More Physical Programming

There is more build-up on what I have been talking about for years – that to write good software, one needs to know the hardware well. It just makes sense. Anyway, this blog has a good quote that I would like to include here.

Quicksort. Divide and conquer. Search trees. These and other algorithms form the basis for a classic undergraduate algorithms class, where the big ideas of algorithm design are laid bare for all to see, and the performance model is one instruction, one time unit. “One instruction, one time unit? How quaint!” proclaim the cache-oblivious algorithm researchers and real world engineers. They know that the traditional curriculum, while not wrong, is quite misleading. It’s simply not enough to look at some theoretical computing machine: the next-generation of high performance algorithms need to be in tune with the hardware they run on. They couldn’t be more right.

Physical Programming

I had the opportunity to have a chat with some colleagues at work recently about the physical factors affecting programming. Today, I came across a question on Serverfault that asked why performance deteriorated when they went from a 4-core machine to a 24-core machine. To the lay person, it does not seem to make much sense. However, to someone like me, it makes perfect sense.

while most computer scientists and engineers may treat computers as an abstraction of various hardware, the reality of the matter is that these hardware are all bound by the laws of physics.

Taking the example of a 4-core machine running faster than a 24-core machine, it is easy to understand this once you understand how computer memory works. Computer memory is extremely slow. Therefore, in order to perform fast computation, internal cache memory is used inside a microprocessor. There may be several levels of internal cache usually denoted by L1, L2, L3 and so on.

The closer the memory is to the processor, the faster it runs but the smaller it gets. Main memory on a PC can reach multi-gigabyte sizes but they run extremely slow. So, if an application runs well on a 4-core machine, it may suffer when it moves to a 24-core machine because data needs to be exchanged across memory boundaries. In a single socket 4-core machine, all inter-process communication can happen within the L2 cache but for a multi-socket 24-core machine, some of the inter-process communication needs to go through main memory, which is slow.

Taking another example further down the memory hierarchy – hard disk storage – the sizes are even larger reaching up to petabyte scales but their performances are even slower because they are constrained by mechanical drives. I had to explain to my colleagues why it is a bad idea to read data off a hard-disk from the end of the file towards the front because of the spin of the harddisk.

In fact, when choosing buffer sizes for processing data, it is often crucial to understand the underlying hardware. Harddisks are read in sectors, with specific sector sizes that are either multiples of 512 bytes or 4096 bytes. Cache memory is also organised with different cache-line lengths and different amounts of associativity. If something has a 128-bit cache line, it would make sense to use arrays that are whole multiples of it in order to save on crossing boundaries.

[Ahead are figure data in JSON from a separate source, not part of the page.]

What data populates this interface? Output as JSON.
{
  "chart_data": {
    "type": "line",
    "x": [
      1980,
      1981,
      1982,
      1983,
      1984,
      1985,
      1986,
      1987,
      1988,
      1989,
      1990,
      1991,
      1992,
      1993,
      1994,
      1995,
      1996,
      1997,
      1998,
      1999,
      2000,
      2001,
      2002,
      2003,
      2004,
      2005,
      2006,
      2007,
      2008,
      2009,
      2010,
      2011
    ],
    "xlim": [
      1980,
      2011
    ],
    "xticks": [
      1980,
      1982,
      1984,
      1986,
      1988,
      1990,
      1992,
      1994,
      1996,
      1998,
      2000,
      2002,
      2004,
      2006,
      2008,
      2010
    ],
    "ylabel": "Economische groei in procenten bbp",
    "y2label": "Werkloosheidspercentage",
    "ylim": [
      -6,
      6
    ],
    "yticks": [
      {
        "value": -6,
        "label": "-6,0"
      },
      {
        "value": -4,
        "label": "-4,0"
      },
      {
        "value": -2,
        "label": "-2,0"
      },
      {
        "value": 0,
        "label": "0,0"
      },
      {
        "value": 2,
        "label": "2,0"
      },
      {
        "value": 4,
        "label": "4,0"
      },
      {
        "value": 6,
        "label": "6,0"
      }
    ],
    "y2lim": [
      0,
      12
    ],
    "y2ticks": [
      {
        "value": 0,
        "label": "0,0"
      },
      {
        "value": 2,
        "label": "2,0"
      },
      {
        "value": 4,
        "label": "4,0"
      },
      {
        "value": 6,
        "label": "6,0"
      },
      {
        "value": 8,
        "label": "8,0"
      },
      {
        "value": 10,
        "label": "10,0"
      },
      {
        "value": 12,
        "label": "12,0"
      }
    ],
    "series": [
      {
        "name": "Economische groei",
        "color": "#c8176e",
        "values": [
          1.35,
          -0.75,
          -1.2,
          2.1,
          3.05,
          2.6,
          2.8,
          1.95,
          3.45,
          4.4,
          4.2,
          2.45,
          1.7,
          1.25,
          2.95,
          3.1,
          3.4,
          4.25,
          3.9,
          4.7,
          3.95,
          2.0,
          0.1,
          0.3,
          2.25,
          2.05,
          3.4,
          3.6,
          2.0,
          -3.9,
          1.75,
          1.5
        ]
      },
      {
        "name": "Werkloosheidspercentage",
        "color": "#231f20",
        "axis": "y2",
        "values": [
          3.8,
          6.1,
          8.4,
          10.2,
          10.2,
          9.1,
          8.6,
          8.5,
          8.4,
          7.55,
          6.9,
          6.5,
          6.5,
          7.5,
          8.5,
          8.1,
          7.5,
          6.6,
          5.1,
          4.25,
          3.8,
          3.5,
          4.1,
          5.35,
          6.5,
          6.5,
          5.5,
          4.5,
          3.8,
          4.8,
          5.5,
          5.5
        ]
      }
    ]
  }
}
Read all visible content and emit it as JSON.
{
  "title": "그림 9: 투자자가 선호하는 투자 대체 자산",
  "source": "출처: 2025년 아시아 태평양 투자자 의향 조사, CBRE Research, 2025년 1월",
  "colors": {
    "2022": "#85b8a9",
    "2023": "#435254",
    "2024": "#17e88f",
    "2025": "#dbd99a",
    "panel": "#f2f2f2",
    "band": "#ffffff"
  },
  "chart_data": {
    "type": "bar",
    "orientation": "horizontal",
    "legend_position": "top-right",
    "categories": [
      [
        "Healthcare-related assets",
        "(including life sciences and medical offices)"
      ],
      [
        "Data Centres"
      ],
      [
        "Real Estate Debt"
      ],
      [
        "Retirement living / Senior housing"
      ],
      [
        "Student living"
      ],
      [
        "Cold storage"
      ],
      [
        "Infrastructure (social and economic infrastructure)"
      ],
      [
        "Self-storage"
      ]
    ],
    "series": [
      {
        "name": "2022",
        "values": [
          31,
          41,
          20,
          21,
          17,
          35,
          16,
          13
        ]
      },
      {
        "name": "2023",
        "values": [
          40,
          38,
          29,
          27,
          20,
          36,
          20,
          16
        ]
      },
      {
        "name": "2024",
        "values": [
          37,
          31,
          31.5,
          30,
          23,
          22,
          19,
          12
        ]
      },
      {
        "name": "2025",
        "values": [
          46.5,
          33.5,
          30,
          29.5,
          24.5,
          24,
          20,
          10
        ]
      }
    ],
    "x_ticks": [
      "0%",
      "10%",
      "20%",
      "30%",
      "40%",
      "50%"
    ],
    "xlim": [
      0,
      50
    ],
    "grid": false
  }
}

This is just one aspect of programming that most software programmers do not know about. While an application would still work regardless of whether these things are taken into account, performance would degrade unless physical factors are considered. I would recommend that this paper be made required reading for anyone who wishes to write high-performance software.

Update 2010-07-11: There is an ACM article that expounds the same thing I talked about.

Instruction vs Data

A software programme is made up of a bunch of things but the main ones are: instruction and data. Instructions tell the programme what to do and is usually stored in the .text portion of the binary. Data is what the programme works on and mainly consists of the heap and stack stored in different parts of the memory.

So, with all else being equal, what is the difference between these two parts of an application and should a programmer care?

Knuth claims that it is important to select an appropriate data structure for a programme and that the selection of the right data structure can make or break an application – or something to that affect. Therefore, it is obvious that the data portion of a programme is a very important consideration. However, the trick is to have a data structure that is small and fast for two reasons.

Firstly, small data structures can be held in cache memory, speeding up processing time by reducing the number of reads and writes between the processor and memory. Anyone who cares about writing good software should already know about this trade-off. So, this should not surprise most people. Unless there is good reason to use a large dynamic data structure, a small static one may produce better performance.

Secondly, small data structures use less memory. Instructions rarely change and can actually be stored in fixed memory on a chip such as flash memory or ROM. In the case of programmes actually embedded into on-chip hardware, it is very important to minimise the use of RAM and to maximise the use of ROM for one reason – cost. It costs six-times as much per bit of RAM than ROM on a chip. It’s because SRAM contains six times as many transistors per bit.

So, for code that is embedded on-chip, it is particularly important to write code that uses less RAM and uses more ROM. So, static look-up-tables in ROM is good, while dynamic pointer linked structures in RAM is not so good.